The vice chair said studies show that children learn best in their native languages and should - according to Article 14 of the U.N. Declaration on the Rights of Indigenous Peoples (UNDRIP) - be educated in their own languages.

“However, this needs financial and technical support from Member States and the U.N. System”, Nuorgam explained at the Eighteenth Session of UNPFII which runs from April 22 to May 3. 

“This enables us to protect our traditional knowledge.”

General Assembly President Maria Fernanda Espinosa indicated that there were several implementation challenges and that the world has a “historic debt with the Indigenous peoples.”

Nuorgam, who is also a member of Finland’s Saami Parliament and head of the Saami Council’s Human Rights Unit, further stated that the Forum provides an opportunity to share innovations and practices that have been developed in Indigenous communities “over centuries and millennia.”

Forum participants made cases on behalf of traditional knowledge, culture, languages as well as land rights restoration, and environment preservation specifically regarding climate change.

“In my culture, everything that we talk about and everything that we teach one another has to do with the land,” Canadian educator and filmmaker Ashton Janvier, one of more than 1,000 delegates at UNPFII, stated about the Denesuline language.

“We’re working on creating resources, books and knowledge in the Dene language,” Janvier said. “We teach the younger generation land-based teachings – making fire, offering tobacco, trapping, hunting, fishing on the land – and that’s how we work on revitalizing the language.”

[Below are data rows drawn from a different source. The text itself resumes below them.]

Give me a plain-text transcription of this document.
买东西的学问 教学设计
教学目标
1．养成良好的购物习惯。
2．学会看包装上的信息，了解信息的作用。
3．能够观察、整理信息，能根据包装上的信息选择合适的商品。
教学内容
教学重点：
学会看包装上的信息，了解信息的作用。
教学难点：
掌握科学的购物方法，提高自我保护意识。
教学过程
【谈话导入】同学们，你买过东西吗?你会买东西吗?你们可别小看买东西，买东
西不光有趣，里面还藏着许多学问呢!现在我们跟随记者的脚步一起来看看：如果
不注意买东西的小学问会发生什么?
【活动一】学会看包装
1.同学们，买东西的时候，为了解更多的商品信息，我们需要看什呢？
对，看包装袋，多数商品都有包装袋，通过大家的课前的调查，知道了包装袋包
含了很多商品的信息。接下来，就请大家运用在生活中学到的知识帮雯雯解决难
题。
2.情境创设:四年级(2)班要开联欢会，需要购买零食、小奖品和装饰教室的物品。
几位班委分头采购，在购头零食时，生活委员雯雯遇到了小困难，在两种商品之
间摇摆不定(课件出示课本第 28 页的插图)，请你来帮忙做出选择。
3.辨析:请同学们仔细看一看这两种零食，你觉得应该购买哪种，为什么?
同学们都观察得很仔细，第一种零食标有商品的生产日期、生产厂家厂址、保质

Vice-chair Nuorgam also took the opportunity to draw attention to difficulties being faced by Indigenous women, pointing out that while women are integral for addressing poverty and hunger, they face structural discrimination and violence. 

“These topics are of central importance to Indigenous peoples and the attainment of their human rights”, Vice-President (VP) of the Economic and Social Council (ECOSOC) Valentin Rybakov said while addressing the Forum. “Along with recognition comes the need to acknowledge the source, ownership and protection of traditional knowledge.”

Rybakov disclosed several activities which will be launched to support the Sustainable Development Goals (SDGs).

The ECOSOC VP announced the first SDG Summit for State heads in Sept. to review six of the SDGs, including education equality, economic growth and combating climate change.

The 16 independent experts of the Forum comprise eight nominated by U.N. Member States and others by Indigenous organizations globally.

Indigenous peoples make up under six percent of the world’s population but account for 15 percent of the poorest, according to the Forum.

Indigenous peoples live in some 90 countries, represent 5,000 different cultures and speak a majority of the world’s estimated 6,700 languages.